News Release

Top San Diego research institutions, led by Salk, to receive an expected $5 million to study aging

Grant and Award Announcement

Salk Institute

LA JOLLA--(September 16, 2020) The Salk Institute will establish a world-class San Diego Nathan Shock Center (SD-NSC), a consortium with Sanford Burnham Prebys Medical Discovery Institute and the University of California San Diego (UC San Diego), to study cellular and tissue aging in humans. The Center will be funded by a grant from the National Institute on Aging (NIA) of the National Institutes of Health expected to total $5 million over the next 5 years (NIA grant number P30AG068635).

Salk Professor Gerald Shadel led the successful grant proposal and will be director of the center. Professors Rusty Gage, Martin Hetzer and Tatyana Sharpee of Salk, Malene Hansen and Peter Adams of Sanford Burnham Prebys, and Anthony Molina of UC San Diego will lead the key research and development cores.

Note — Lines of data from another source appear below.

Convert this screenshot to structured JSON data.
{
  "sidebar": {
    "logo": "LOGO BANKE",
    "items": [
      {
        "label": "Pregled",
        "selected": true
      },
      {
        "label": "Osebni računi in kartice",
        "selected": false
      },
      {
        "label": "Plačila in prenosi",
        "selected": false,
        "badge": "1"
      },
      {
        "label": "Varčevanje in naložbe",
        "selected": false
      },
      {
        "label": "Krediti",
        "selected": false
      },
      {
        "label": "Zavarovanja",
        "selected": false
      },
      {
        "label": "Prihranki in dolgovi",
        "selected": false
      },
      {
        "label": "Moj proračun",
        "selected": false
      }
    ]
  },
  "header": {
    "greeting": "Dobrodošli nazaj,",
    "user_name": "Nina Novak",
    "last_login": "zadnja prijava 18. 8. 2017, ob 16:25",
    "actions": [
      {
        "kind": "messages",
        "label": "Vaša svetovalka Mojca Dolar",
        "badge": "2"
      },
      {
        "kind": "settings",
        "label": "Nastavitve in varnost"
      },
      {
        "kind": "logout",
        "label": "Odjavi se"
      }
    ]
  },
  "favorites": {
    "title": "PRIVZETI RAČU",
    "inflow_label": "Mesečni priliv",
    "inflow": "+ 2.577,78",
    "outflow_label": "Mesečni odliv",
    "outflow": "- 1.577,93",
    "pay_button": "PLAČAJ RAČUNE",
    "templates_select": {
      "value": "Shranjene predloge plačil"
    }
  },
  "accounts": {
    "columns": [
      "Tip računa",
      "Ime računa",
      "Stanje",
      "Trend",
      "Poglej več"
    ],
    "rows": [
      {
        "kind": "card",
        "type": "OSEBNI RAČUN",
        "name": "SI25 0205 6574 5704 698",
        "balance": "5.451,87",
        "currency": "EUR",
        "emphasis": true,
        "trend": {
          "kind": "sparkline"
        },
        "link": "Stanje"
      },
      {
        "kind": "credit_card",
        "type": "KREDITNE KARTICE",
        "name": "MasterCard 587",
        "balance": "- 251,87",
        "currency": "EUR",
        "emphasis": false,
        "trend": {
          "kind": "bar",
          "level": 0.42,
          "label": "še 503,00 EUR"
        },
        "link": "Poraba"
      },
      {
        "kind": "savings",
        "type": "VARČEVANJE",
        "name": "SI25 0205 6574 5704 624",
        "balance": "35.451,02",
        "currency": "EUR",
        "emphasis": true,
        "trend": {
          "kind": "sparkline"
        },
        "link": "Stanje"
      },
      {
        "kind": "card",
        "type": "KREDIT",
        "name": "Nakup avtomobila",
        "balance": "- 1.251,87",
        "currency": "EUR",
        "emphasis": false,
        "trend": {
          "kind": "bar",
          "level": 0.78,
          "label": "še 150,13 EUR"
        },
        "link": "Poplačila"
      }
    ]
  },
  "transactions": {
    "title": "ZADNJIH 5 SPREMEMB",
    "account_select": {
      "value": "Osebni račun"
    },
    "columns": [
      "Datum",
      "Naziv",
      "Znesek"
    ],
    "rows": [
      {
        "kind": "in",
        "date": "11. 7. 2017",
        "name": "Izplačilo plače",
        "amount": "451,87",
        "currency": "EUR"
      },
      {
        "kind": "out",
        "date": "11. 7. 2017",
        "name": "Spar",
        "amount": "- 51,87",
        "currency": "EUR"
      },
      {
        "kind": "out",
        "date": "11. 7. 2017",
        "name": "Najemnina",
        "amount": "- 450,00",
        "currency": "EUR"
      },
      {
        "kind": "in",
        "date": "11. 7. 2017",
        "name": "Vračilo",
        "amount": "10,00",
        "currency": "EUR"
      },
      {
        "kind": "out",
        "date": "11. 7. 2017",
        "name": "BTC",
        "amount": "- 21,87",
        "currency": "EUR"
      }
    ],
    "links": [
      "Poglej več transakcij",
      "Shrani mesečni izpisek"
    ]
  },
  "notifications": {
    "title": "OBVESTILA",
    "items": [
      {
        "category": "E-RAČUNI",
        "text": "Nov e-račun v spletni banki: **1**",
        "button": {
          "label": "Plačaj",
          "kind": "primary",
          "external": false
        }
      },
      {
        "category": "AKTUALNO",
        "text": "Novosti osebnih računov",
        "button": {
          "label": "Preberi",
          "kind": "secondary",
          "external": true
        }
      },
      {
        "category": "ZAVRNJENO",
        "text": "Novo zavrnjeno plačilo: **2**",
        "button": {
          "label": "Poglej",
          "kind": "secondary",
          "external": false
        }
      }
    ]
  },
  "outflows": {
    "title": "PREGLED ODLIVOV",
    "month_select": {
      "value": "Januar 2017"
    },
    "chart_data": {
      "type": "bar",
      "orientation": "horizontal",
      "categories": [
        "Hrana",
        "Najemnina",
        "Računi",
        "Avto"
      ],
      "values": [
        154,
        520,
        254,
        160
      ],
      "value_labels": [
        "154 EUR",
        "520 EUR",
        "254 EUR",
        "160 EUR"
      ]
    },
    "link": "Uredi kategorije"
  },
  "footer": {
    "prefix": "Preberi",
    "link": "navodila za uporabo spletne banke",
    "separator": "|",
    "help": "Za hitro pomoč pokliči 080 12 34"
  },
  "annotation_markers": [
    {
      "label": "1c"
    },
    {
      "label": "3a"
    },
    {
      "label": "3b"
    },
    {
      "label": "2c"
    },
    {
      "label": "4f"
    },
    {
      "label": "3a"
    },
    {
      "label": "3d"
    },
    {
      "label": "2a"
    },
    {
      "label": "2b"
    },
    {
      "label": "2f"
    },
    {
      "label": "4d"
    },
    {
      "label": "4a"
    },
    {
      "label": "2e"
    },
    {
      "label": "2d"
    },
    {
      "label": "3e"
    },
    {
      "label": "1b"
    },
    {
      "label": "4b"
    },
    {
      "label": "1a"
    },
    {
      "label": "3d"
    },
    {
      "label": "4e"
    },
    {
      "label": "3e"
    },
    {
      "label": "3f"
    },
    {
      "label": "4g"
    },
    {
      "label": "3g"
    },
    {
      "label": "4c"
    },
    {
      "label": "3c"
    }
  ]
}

"We are grateful to have this opportunity to establish the San Diego Nathan Shock Center, which will allow us to design novel models to study networks and pathways related to aging," says Salk President Rusty Gage, holder of the Vi and John Adler Chair for Research on Age-Related Neurodegenerative Disease. "Our hope is to identify key drivers of aging and find new ways to increase the number of healthy years, or health span, of humans."

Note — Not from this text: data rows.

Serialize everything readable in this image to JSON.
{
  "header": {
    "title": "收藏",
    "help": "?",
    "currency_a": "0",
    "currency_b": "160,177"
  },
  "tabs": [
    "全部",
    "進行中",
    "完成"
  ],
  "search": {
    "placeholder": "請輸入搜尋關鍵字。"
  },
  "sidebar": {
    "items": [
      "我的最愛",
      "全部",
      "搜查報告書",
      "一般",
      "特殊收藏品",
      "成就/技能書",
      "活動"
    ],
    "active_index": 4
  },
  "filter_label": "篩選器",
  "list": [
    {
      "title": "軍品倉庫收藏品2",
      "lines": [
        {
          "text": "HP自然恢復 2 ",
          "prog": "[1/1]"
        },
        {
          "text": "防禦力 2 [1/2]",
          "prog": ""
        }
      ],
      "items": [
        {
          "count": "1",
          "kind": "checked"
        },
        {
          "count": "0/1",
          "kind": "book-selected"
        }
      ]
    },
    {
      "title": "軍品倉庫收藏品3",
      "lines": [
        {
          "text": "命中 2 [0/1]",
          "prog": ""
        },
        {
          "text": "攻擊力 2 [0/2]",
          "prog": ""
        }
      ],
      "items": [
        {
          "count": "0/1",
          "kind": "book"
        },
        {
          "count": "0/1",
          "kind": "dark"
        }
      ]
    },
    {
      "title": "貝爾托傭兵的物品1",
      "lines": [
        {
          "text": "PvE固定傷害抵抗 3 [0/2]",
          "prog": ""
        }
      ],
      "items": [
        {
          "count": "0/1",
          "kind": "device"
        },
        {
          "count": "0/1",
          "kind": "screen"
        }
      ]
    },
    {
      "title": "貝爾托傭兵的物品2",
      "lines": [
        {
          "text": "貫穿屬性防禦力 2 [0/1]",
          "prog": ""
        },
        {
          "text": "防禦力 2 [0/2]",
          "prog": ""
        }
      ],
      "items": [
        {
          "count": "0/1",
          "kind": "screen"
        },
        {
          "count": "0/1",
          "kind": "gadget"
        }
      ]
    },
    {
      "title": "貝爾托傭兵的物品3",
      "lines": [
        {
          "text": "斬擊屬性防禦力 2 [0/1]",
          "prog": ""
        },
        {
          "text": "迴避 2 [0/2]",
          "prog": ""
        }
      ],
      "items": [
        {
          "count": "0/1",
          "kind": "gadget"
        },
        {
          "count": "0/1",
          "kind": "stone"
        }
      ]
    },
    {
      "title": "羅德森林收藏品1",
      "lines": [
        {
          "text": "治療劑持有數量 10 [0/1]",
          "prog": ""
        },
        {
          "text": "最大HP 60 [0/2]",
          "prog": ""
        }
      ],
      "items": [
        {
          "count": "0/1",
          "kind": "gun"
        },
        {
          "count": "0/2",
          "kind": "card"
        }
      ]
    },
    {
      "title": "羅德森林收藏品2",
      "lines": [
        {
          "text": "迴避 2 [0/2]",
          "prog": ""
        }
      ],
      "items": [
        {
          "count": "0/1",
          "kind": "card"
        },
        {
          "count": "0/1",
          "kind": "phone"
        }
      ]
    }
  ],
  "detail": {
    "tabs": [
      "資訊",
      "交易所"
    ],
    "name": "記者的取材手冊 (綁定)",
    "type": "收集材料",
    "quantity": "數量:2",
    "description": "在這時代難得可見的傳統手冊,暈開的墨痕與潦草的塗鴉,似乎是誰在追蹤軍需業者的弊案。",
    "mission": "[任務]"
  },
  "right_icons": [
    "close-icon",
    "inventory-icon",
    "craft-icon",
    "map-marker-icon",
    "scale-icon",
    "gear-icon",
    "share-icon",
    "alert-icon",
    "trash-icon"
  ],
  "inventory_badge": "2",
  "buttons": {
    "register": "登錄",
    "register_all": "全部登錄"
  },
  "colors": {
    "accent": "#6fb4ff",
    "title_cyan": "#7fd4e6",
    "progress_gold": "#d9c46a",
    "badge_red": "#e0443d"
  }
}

Aging is the most significant risk factor for human disease. Human cells and tissues age at different rates depending on their intrinsic properties, where they are in the body and environmental exposures. Yet, scientists do not fully understand this variability ("heterogeneity") and how it contributes to overall human aging, risk for disease or therapeutic responses.

"We are very excited to be part of the Nathan Shock Center family and to have this outstanding opportunity to facilitate and promote biology of aging research," says Shadel, holder of the Audrey Geisel Chair in Biomedical Science. "With our unique focus on understanding the heterogeneity of human aging, we hope to unlock more-personalized interventions to delay age-related diseases and increase health span."

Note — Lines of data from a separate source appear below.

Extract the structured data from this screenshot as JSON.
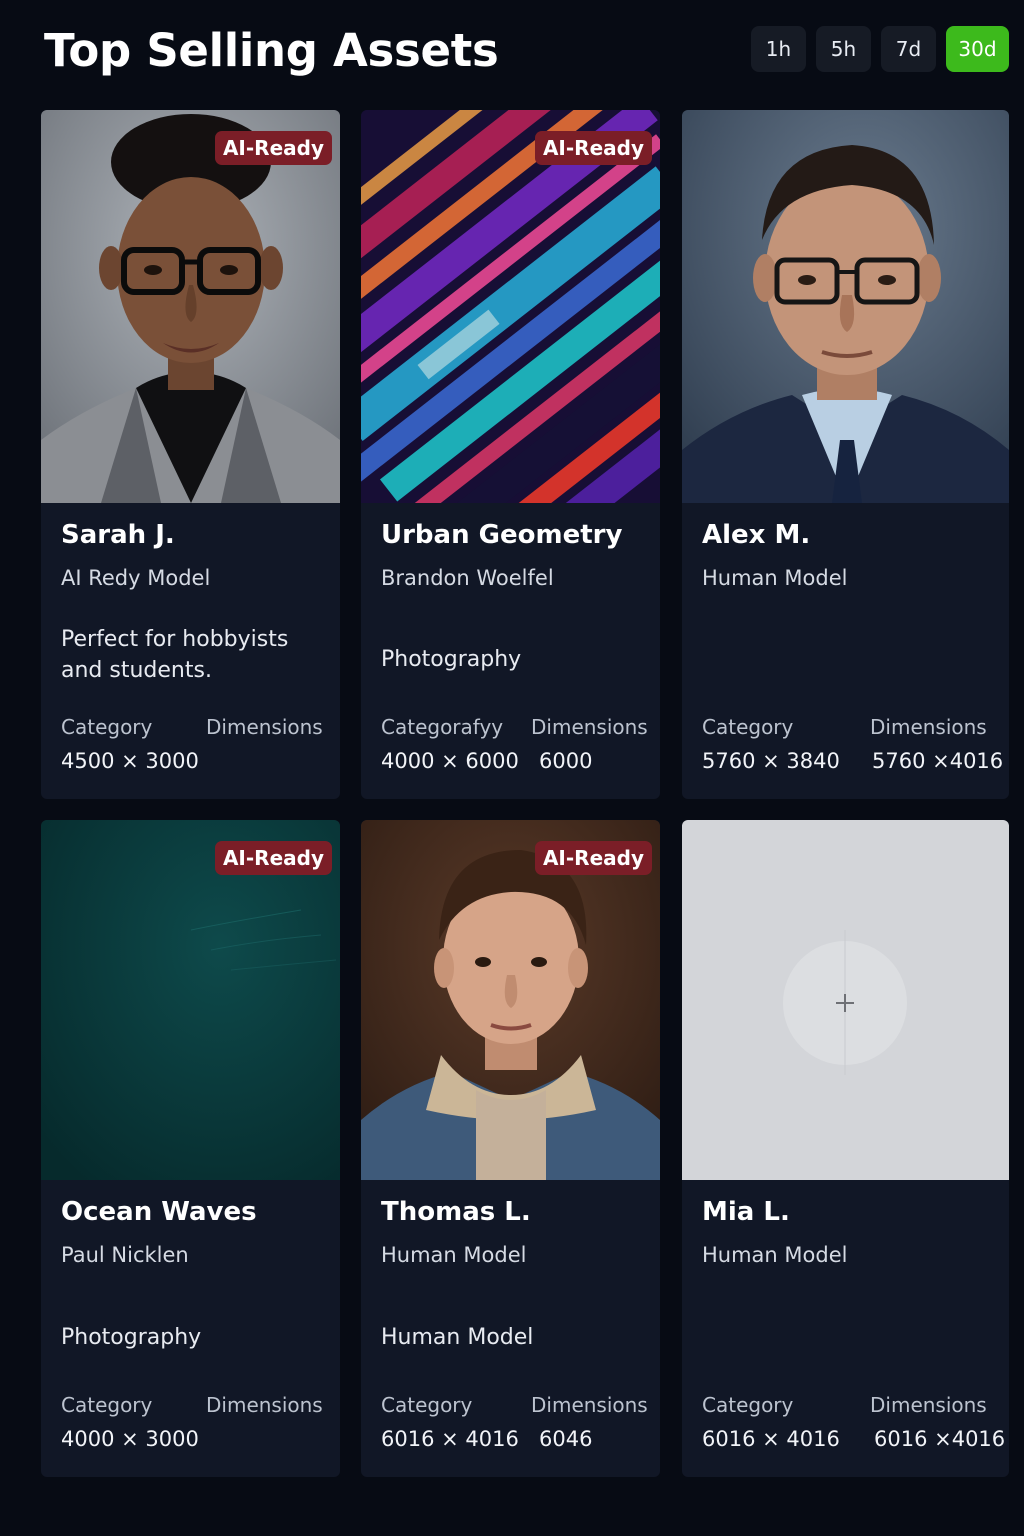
{
  "header": {
    "title": "Top Selling Assets",
    "time_filters": [
      "1h",
      "5h",
      "7d",
      "30d"
    ],
    "active_filter": "30d"
  },
  "colors": {
    "background": "#070b14",
    "card": "#111726",
    "badge": "#7b1e27",
    "active_filter": "#3dba1c"
  },
  "assets": [
    {
      "name": "Sarah J.",
      "subtitle": "AI Redy Model",
      "description": "Perfect for hobbyists and students.",
      "badge": "AI-Ready",
      "category_label": "Category",
      "dimensions_label": "Dimensions",
      "category_value": "4500 × 3000",
      "dimensions_value": "",
      "image": "portrait-woman-glasses"
    },
    {
      "name": "Urban Geometry",
      "subtitle": "Brandon Woelfel",
      "description": "Photography",
      "badge": "AI-Ready",
      "category_label": "Categorafyy",
      "dimensions_label": "Dimensions",
      "category_value": "4000 × 6000",
      "dimensions_value": "6000",
      "image": "abstract-neon-geometry"
    },
    {
      "name": "Alex M.",
      "subtitle": "Human Model",
      "description": "",
      "badge": "",
      "category_label": "Category",
      "dimensions_label": "Dimensions",
      "category_value": "5760 × 3840",
      "dimensions_value": "5760 ×4016",
      "image": "portrait-man-suit"
    },
    {
      "name": "Ocean Waves",
      "subtitle": "Paul Nicklen",
      "description": "Photography",
      "badge": "AI-Ready",
      "category_label": "Category",
      "dimensions_label": "Dimensions",
      "category_value": "4000 × 3000",
      "dimensions_value": "",
      "image": "dark-teal-water"
    },
    {
      "name": "Thomas L.",
      "subtitle": "Human Model",
      "description": "Human Model",
      "badge": "AI-Ready",
      "category_label": "Category",
      "dimensions_label": "Dimensions",
      "category_value": "6016 ×  4016",
      "dimensions_value": "6046",
      "image": "portrait-young-man-jacket"
    },
    {
      "name": "Mia L.",
      "subtitle": "Human Model",
      "description": "",
      "badge": "",
      "category_label": "Category",
      "dimensions_label": "Dimensions",
      "category_value": "6016 × 4016",
      "dimensions_value": "6016 ×4016",
      "image": "image-placeholder"
    }
  ]
}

To explore the complex heterogeneity of human aging, the SD-NSC will deploy three cutting-edge Research Resource Cores, including the Human Cell Models of Aging Core, to be led by Gage and Molina, the Heterogeneity of Aging Core, to be led by Hetzer and Adams, and the Integrative Models of Aging Core, to be led by Sharpee. The cores will allow detailed analysis of human cells and organoids (artificially grown clusters of cells that model tissues), derived from a unique aging cohort at UC San Diego that is annotated for multiple measures of actual biological age of individuals. In addition, the cores will provide scientific services to the Nathan Shock Centers network and the aging research community at large, including the dissemination of samples, protocols and computational tools to facilitate the study of heterogeneity in aging.

"The Division of Geriatrics and Gerontology at UC San Diego, and our partners on campus, look forward to working with an outstanding team of researchers to uncover fundamental processes underlying human aging and to provide novel resources for the broader scientific community," says Molina, associate professor in the Department of Medicine at UC San Diego. "We firmly believe that the advances to be made by the SD-NSC will support our mission to optimize the health and well-being of all older adults."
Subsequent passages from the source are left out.